Tytuł: „Rosyjski zabójca”
Tytuł oryginału: „Darker Than Love”
Autor: Anna Zaires & Charmaine Pauls
Data wydania: 17 lutego 2021
Wydawnictwo: NieZwykłe
Pewnej nocy Mina podsłuchała rozmowę dwóch niebezpiecznych, mówiących po rosyjsku mężczyzn, którzy siedzieli w barze, gdzie pracowała jako kelnerka. Chociaż udawała, że nie zna tego języka i nic nie zrozumiała, oni z jakiegoś powodu wiedzieli, że tak nie było.
Gdy Mina kończy pracę, czuje, że coś jest nie tak. Szybko się dowiaduje, dlaczego miała takie wrażenie.
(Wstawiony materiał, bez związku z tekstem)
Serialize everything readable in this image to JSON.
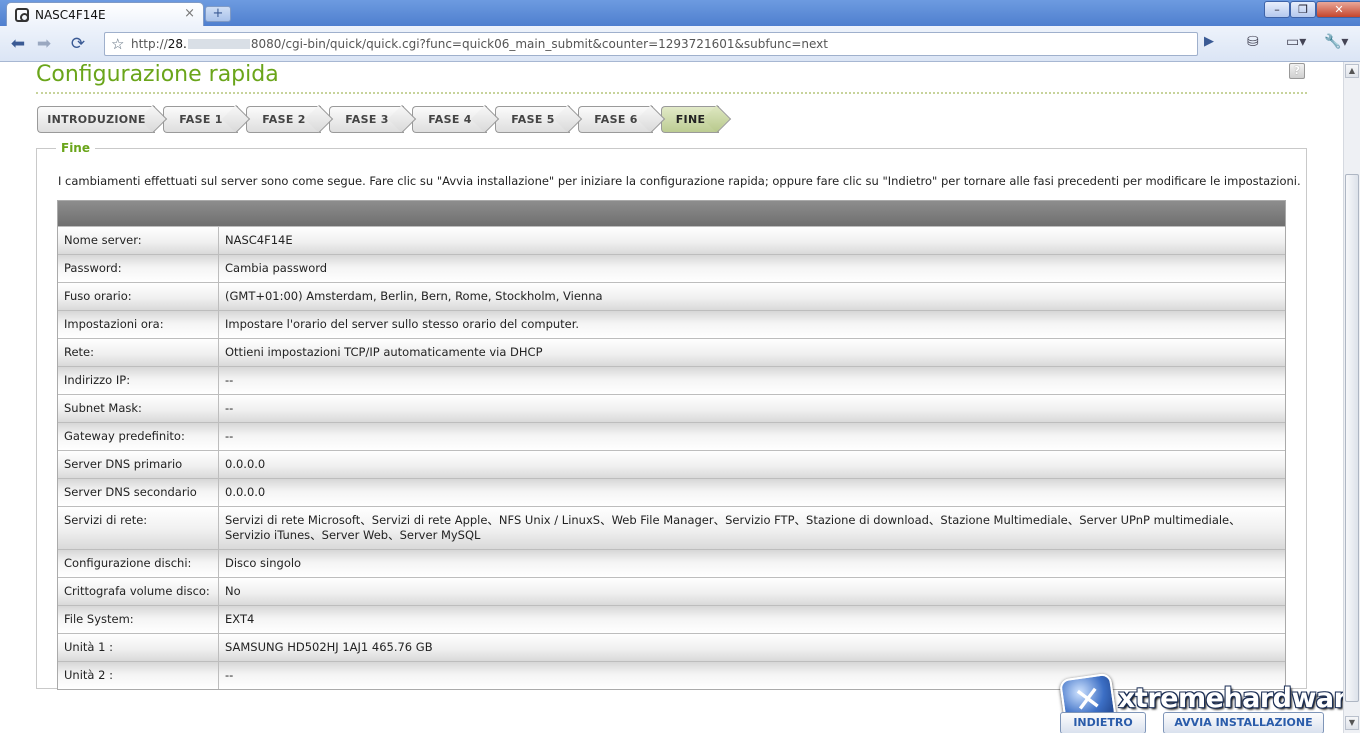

Zanim się zorientuje, zostaje porwana prosto z ulicy.
Mężczyźni zapewniają ją, że nic jej nie grozi. Ma tylko zostać z nimi do rana. Sprawa się jednak komplikuje, ponieważ jeden z nich wzbudza w Minie pożądanie. Kobieta ma świadomość, że to nie powinno mieć miejsca i nie jest normalne. Ale ona nie jest zwyczajną dziewczyną, o czym dwóch rosyjskich zabójców nie wie.
Żaden z nich nie ma pojęcia, że Mina jest tak samo groźna jak oni.
Źródło opisu: okładka
książki.
„Rosyjski zabójca” to książka, której byłam bardzo ciekawa, bo to są klimaty, które lubię i po które w ostatnich czasach sięgam coraz częściej, ale po jej skończeniu mam mieszane uczucia. Nie była to zła książka i jestem pewna, że wielu czytelnikom się spodoba, ale mi nie wszystko w niej pasowało. Zacznę może jednak od tych przyjemniejszych rzeczy, jak na przykład to, że od samego początku do samego końca coś się dzieje. Autorki nie dają ani na chwilę zapomnieć o tym, w jakim świecie żyją bohaterowie, aż do ostatniej strony.
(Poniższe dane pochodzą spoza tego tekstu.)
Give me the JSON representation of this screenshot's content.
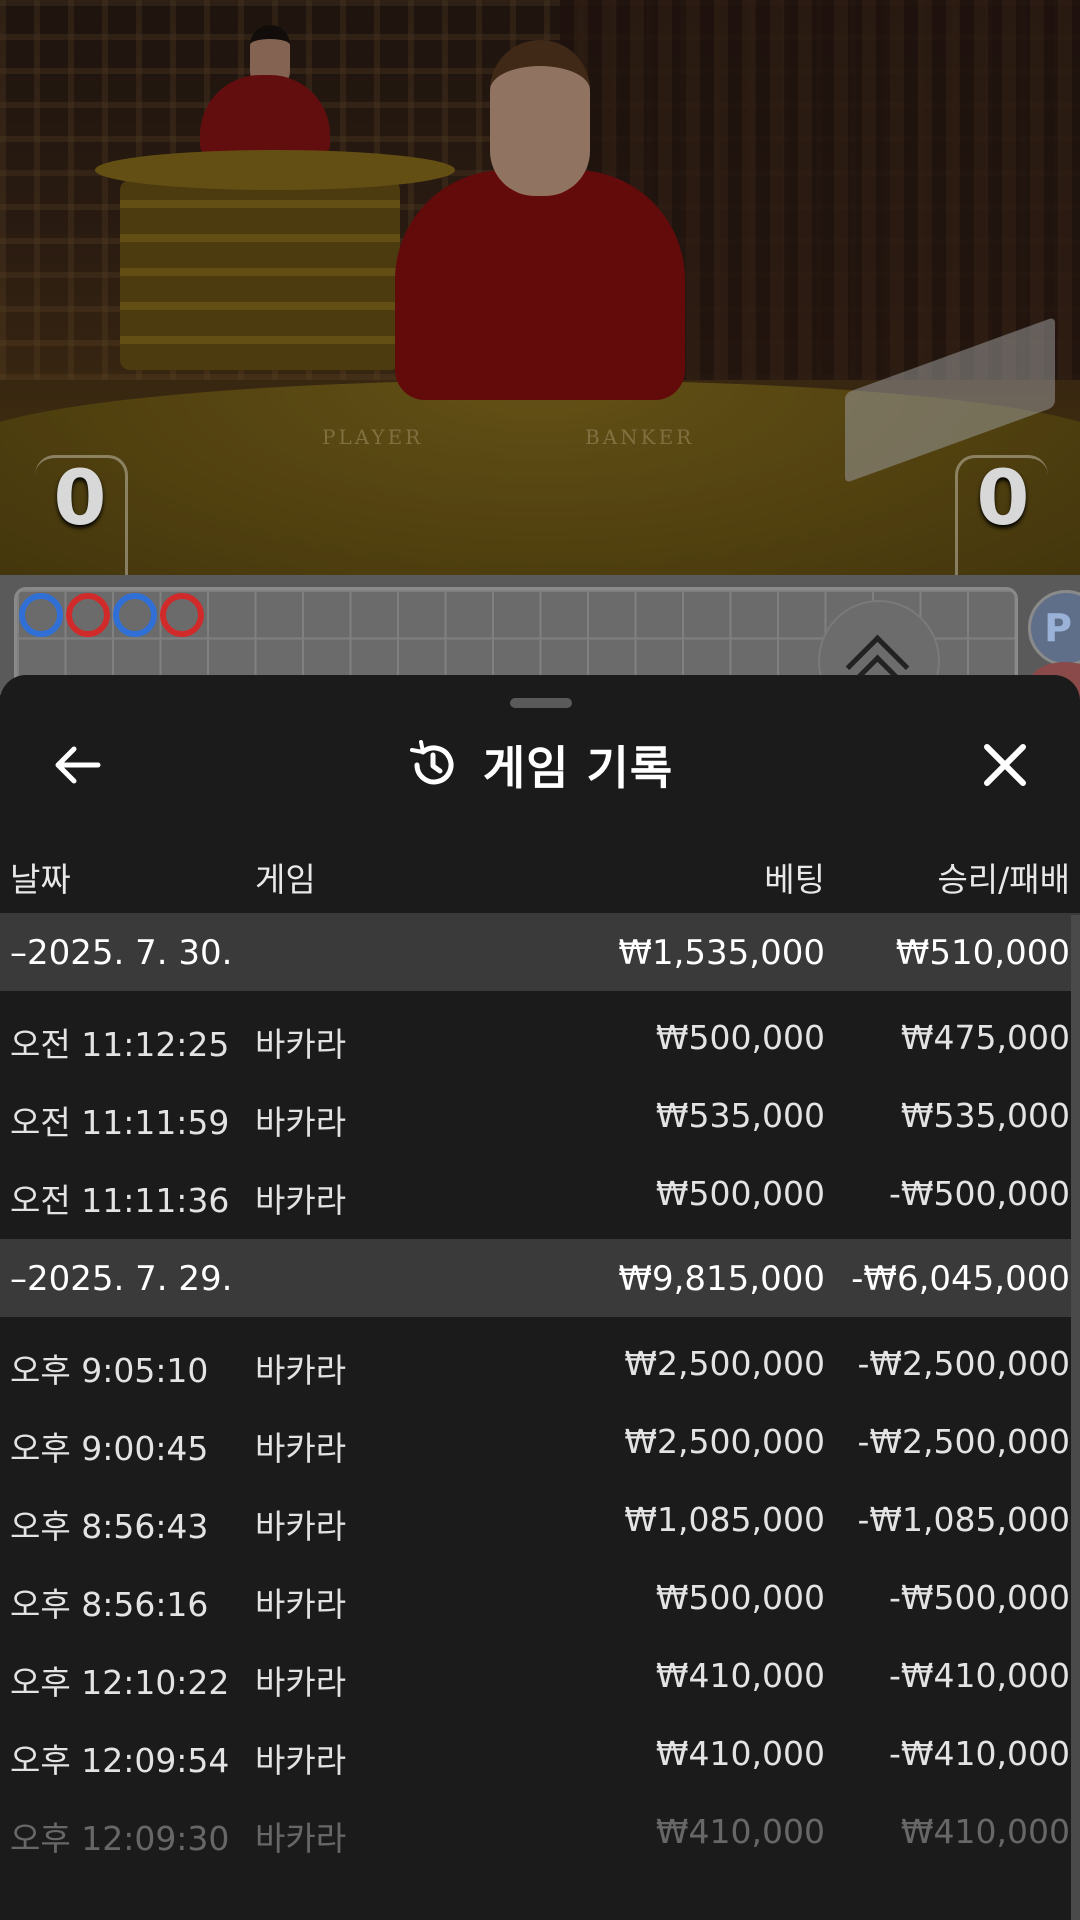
{
  "video": {
    "player_score": "0",
    "banker_score": "0",
    "felt_player_label": "PLAYER",
    "felt_banker_label": "BANKER"
  },
  "roadmap": {
    "beads": [
      {
        "color": "#2f6fd6",
        "icon": "blue-ring"
      },
      {
        "color": "#d02a2a",
        "icon": "red-ring"
      },
      {
        "color": "#2f6fd6",
        "icon": "blue-ring"
      },
      {
        "color": "#d02a2a",
        "icon": "red-ring"
      }
    ],
    "side_badge": "P"
  },
  "sheet": {
    "title": "게임 기록",
    "icons": {
      "back": "arrow-left-icon",
      "history": "history-icon",
      "close": "close-icon"
    },
    "columns": {
      "date": "날짜",
      "game": "게임",
      "bet": "베팅",
      "result": "승리/패배"
    },
    "groups": [
      {
        "date": "–2025. 7. 30.",
        "bet_total": "₩1,535,000",
        "result_total": "₩510,000",
        "rows": [
          {
            "time": "오전 11:12:25",
            "game": "바카라",
            "bet": "₩500,000",
            "result": "₩475,000"
          },
          {
            "time": "오전 11:11:59",
            "game": "바카라",
            "bet": "₩535,000",
            "result": "₩535,000"
          },
          {
            "time": "오전 11:11:36",
            "game": "바카라",
            "bet": "₩500,000",
            "result": "-₩500,000"
          }
        ]
      },
      {
        "date": "–2025. 7. 29.",
        "bet_total": "₩9,815,000",
        "result_total": "-₩6,045,000",
        "rows": [
          {
            "time": "오후 9:05:10",
            "game": "바카라",
            "bet": "₩2,500,000",
            "result": "-₩2,500,000"
          },
          {
            "time": "오후 9:00:45",
            "game": "바카라",
            "bet": "₩2,500,000",
            "result": "-₩2,500,000"
          },
          {
            "time": "오후 8:56:43",
            "game": "바카라",
            "bet": "₩1,085,000",
            "result": "-₩1,085,000"
          },
          {
            "time": "오후 8:56:16",
            "game": "바카라",
            "bet": "₩500,000",
            "result": "-₩500,000"
          },
          {
            "time": "오후 12:10:22",
            "game": "바카라",
            "bet": "₩410,000",
            "result": "-₩410,000"
          },
          {
            "time": "오후 12:09:54",
            "game": "바카라",
            "bet": "₩410,000",
            "result": "-₩410,000"
          },
          {
            "time": "오후 12:09:30",
            "game": "바카라",
            "bet": "₩410,000",
            "result": "₩410,000"
          }
        ]
      }
    ]
  }
}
Podobało mi się też wykreowanie Miny, która nie była słodką i niewinną dziewczynką, porwaną przez złych ludzi. Ta dziewczyna była twarda, wiedziała jak się bronić, nie bała się niebezpieczeństwa. Była twardsza niż niejeden mężczyzna i zdecydowanie wiedziała, jak o siebie zadbać. Miała swoje tajemnice, trudną przeszłość, które ukształtowały ją na dziewczynę hardą, inteligentną. I właśnie dlatego, że została tak wykreowana, nie pasowało mi to, jak pozwalała traktować się przez Yana, ale o tym już nic więcej nie napiszę. Natomiast jeśli chodzi o tytułowego Rosjanina, był na pewno niebezpiecznym człowiekiem, który był w stanie wiele załatwić i osiągnąć. I czasami się zastanawiałam czy nie za wiele, ale to już oczywiście moje indywidualne zdanie.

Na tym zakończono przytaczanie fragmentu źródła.